Sliding doors are pretty annoying. The ones I have the hardest time with are the revolving doors in my building that you have to push. It seems like I go in one, lean on it to start moving, then some incredibly impatient person will jump in the section behind me with the force of a locomotive and send it lurching and me flying onto the sidewalk. They're not large enough to really take steps to get moving so I guess I'm a little slow.
 
yea i would much rather have a regular door then a sliding door and UGH i hate those revolving doors. haven't encountered them very often but i really don't like them.
 
Soup,

same thing here, (bad depth perception) and it seems you have to time it just right with the speed ofthe door and your walking speed to successfully go through a revolving door without worrying about getting stuck, and pathway (go with the curve)
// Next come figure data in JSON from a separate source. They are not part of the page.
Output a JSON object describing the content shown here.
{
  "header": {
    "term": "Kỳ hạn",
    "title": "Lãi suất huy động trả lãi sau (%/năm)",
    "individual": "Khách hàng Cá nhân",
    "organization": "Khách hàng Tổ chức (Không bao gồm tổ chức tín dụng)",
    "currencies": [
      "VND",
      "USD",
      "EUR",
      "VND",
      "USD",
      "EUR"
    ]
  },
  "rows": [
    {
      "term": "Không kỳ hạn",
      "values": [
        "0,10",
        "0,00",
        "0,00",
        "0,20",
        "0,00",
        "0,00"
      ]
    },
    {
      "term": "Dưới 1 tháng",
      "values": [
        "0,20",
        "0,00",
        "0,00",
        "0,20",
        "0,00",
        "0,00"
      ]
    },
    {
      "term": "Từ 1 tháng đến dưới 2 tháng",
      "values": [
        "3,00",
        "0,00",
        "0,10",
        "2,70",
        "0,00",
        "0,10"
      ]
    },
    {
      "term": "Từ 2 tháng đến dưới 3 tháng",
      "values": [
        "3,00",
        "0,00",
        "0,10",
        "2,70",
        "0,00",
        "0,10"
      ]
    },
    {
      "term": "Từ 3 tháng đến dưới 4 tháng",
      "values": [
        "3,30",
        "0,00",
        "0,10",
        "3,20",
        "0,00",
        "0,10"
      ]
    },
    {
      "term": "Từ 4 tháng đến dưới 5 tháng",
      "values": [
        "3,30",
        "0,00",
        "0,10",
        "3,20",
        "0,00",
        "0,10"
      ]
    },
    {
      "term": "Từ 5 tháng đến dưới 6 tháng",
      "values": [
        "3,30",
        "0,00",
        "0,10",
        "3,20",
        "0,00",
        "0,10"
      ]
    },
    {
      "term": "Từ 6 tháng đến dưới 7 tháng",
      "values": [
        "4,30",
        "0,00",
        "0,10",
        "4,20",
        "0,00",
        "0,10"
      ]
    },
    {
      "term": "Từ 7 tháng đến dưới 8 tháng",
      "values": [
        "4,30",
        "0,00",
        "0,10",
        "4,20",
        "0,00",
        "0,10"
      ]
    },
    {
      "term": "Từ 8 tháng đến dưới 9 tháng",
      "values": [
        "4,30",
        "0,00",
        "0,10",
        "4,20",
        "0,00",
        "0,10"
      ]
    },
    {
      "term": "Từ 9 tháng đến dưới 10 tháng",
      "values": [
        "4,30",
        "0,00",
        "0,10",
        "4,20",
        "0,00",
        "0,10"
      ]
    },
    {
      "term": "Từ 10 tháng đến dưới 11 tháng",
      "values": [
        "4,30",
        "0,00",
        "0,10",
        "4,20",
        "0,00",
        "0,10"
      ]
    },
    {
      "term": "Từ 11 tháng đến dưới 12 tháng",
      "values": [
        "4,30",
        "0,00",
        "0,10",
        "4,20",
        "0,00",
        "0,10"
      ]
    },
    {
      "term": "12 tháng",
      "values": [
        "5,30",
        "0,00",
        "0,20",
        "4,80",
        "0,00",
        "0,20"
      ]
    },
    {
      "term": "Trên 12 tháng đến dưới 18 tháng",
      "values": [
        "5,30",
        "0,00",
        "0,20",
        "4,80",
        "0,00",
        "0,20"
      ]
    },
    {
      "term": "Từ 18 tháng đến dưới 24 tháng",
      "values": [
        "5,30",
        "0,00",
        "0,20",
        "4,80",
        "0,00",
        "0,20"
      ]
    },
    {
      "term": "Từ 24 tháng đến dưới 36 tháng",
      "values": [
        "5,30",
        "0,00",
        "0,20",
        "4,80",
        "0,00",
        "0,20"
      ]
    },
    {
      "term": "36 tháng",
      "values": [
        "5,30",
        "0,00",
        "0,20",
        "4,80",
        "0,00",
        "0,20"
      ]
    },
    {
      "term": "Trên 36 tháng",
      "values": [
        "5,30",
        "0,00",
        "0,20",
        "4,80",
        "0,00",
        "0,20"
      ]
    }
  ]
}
as for the hospital type (large revolving with motor that turns it) I actually don't mind the humm noise they make or older garage door openers make when moving, same as older power door operators

hey, it could be worse, as I do remember the doors that had a pressure mat on the inside and outside, (before the times of the IR sensor) I'm GLAD Besam and Stanley(as well as the other automatic door manufacturers out there) did away with that pressure mat, when i was 6 i was in a parade in kindergarten, once got the back wheels of a tricycle stuck in a sliding door due to the fact that I tailgated a power wheelchair user and pressure mat detected him, but didn't detect me following behind him, I clearly remember that I screamed bloody murder when it happened and for about a year or so after, I had a fear of them (automatic doors) now, I can't get enough of them things (watching them move or looking at the brand (Besam or Stanley)

so another vote from me for using a regular swinging hinged door,

-Jess (doordoctor)
 
The thing that annoys me the most are fire doors.
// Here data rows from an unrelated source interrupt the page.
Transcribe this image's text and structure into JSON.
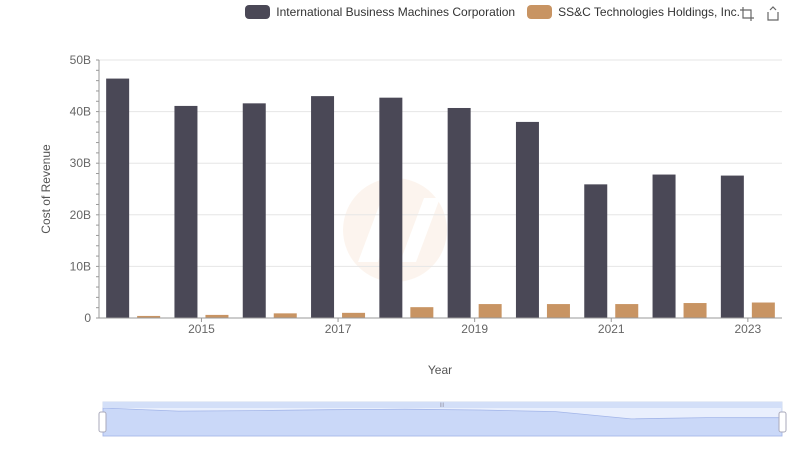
{
  "chart_data": {
    "type": "bar",
    "title": "",
    "xlabel": "Year",
    "ylabel": "Cost of Revenue",
    "ylim": [
      0,
      50000000000
    ],
    "yticks": [
      0,
      10000000000,
      20000000000,
      30000000000,
      40000000000,
      50000000000
    ],
    "ytick_labels": [
      "0",
      "10B",
      "20B",
      "30B",
      "40B",
      "50B"
    ],
    "categories": [
      "2014",
      "2015",
      "2016",
      "2017",
      "2018",
      "2019",
      "2020",
      "2021",
      "2022",
      "2023"
    ],
    "xtick_labels_shown": [
      "2015",
      "2017",
      "2019",
      "2021",
      "2023"
    ],
    "series": [
      {
        "name": "International Business Machines Corporation",
        "color": "#4a4856",
        "values": [
          46400000000,
          41100000000,
          41600000000,
          43000000000,
          42700000000,
          40700000000,
          38000000000,
          25900000000,
          27800000000,
          27600000000
        ]
      },
      {
        "name": "SS&C Technologies Holdings, Inc.",
        "color": "#c89463",
        "values": [
          400000000,
          600000000,
          900000000,
          1000000000,
          2100000000,
          2700000000,
          2700000000,
          2700000000,
          2900000000,
          3000000000
        ]
      }
    ],
    "grid": true,
    "legend_position": "top-right",
    "zoom_slider": {
      "start": 0,
      "end": 100
    }
  },
  "toolbox": {
    "zoom_icon": "zoom-select-icon",
    "restore_icon": "restore-icon"
  }
}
I understand the concept and the reason they are essential for any office block for when they close shut they will naturally starve any fire of oxygen thereby hopefully putting out any fires if they happen. I can reason with that and on the whole conclude they are a sound bit of engineering.

However they don't just stop with office blocks...fire doors are everywhere even where they become a hazard in themselves in places people are moving heavy boxes from place to place. And to add to the ire they say such doors *cannot* be wedged open. So there you are with heavy boxes dribbling from your arms and some how you have to open a door handle, ease the heavy spring-loaded door open and some how swing your hips round it and then some how get through it before it rams shut behind you sending you flying, boxes and all!
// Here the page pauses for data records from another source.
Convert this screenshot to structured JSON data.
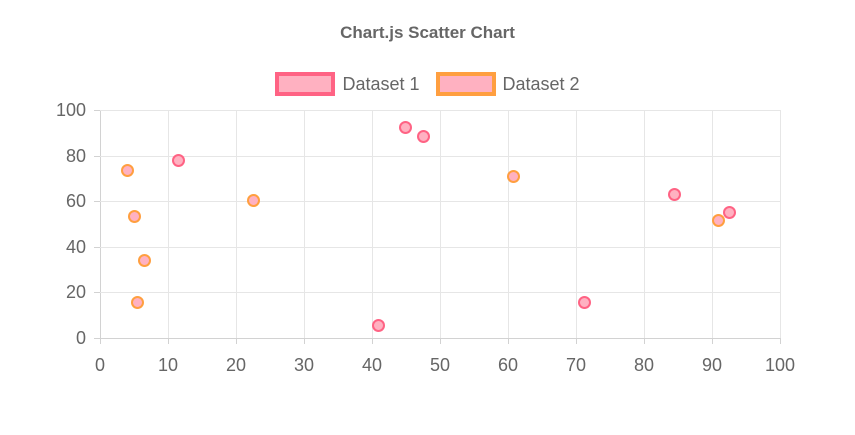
{
  "title": "Chart.js Scatter Chart",
  "colors": {
    "text": "#666666",
    "grid": "#e6e6e6",
    "axis_border": "#d2d2d2",
    "background": "#ffffff",
    "dataset1_border": "#ff6384",
    "dataset2_border": "#ff9f40",
    "point_fill": "#ffb1c1"
  },
  "legend": {
    "items": [
      {
        "label": "Dataset 1",
        "fill": "#ffb1c1",
        "border": "#ff6384"
      },
      {
        "label": "Dataset 2",
        "fill": "#ffb1c1",
        "border": "#ff9f40"
      }
    ]
  },
  "chart_data": {
    "type": "scatter",
    "title": "Chart.js Scatter Chart",
    "xlabel": "",
    "ylabel": "",
    "xlim": [
      0,
      100
    ],
    "ylim": [
      0,
      100
    ],
    "xticks": [
      0,
      10,
      20,
      30,
      40,
      50,
      60,
      70,
      80,
      90,
      100
    ],
    "yticks": [
      0,
      20,
      40,
      60,
      80,
      100
    ],
    "grid": true,
    "legend_position": "top",
    "series": [
      {
        "name": "Dataset 1",
        "border_color": "#ff6384",
        "fill_color": "#ffb1c1",
        "points": [
          {
            "x": 11.5,
            "y": 78
          },
          {
            "x": 41,
            "y": 5.5
          },
          {
            "x": 44.9,
            "y": 92.5
          },
          {
            "x": 47.5,
            "y": 88.5
          },
          {
            "x": 71.3,
            "y": 15.5
          },
          {
            "x": 84.5,
            "y": 63
          },
          {
            "x": 92.5,
            "y": 55
          }
        ]
      },
      {
        "name": "Dataset 2",
        "border_color": "#ff9f40",
        "fill_color": "#ffb1c1",
        "points": [
          {
            "x": 4,
            "y": 73.5
          },
          {
            "x": 5,
            "y": 53.5
          },
          {
            "x": 5.5,
            "y": 15.5
          },
          {
            "x": 6.5,
            "y": 34
          },
          {
            "x": 22.5,
            "y": 60.5
          },
          {
            "x": 60.8,
            "y": 71
          },
          {
            "x": 91,
            "y": 51.5
          }
        ]
      }
    ]
  }
}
And in steps a bright spark with a screw driver and a clever idea...he fixes a door hook to the wall so that the door can be fixed with a little hook at the bottom where a little hook will fit it to the wall thereby meaning it can now be left open when carrying heavy boxes. In steps the health and safety inspector again with clipboard and all and takes one look at it and shakes his head and places a big heavy red cross in the box; it has to go because it fails safety regulations. So it is unscrewed from the door and again people are left having to negotiate the heavy spring-loaded door when carrying heavy loads.

Then to add to the frustration such doors are often then in clear view of at least one security camera. So there you are carrying your heavy boxes and bags and some how hobbling on one leg while opening the door with the other and hoping no one is on the other side about to shove it open...and you just have that uncanny feeling that some rosy security official is sat with a big mug of hot coffee and having a right old chuckle as he watches your struggles on the camera monitors time and time again.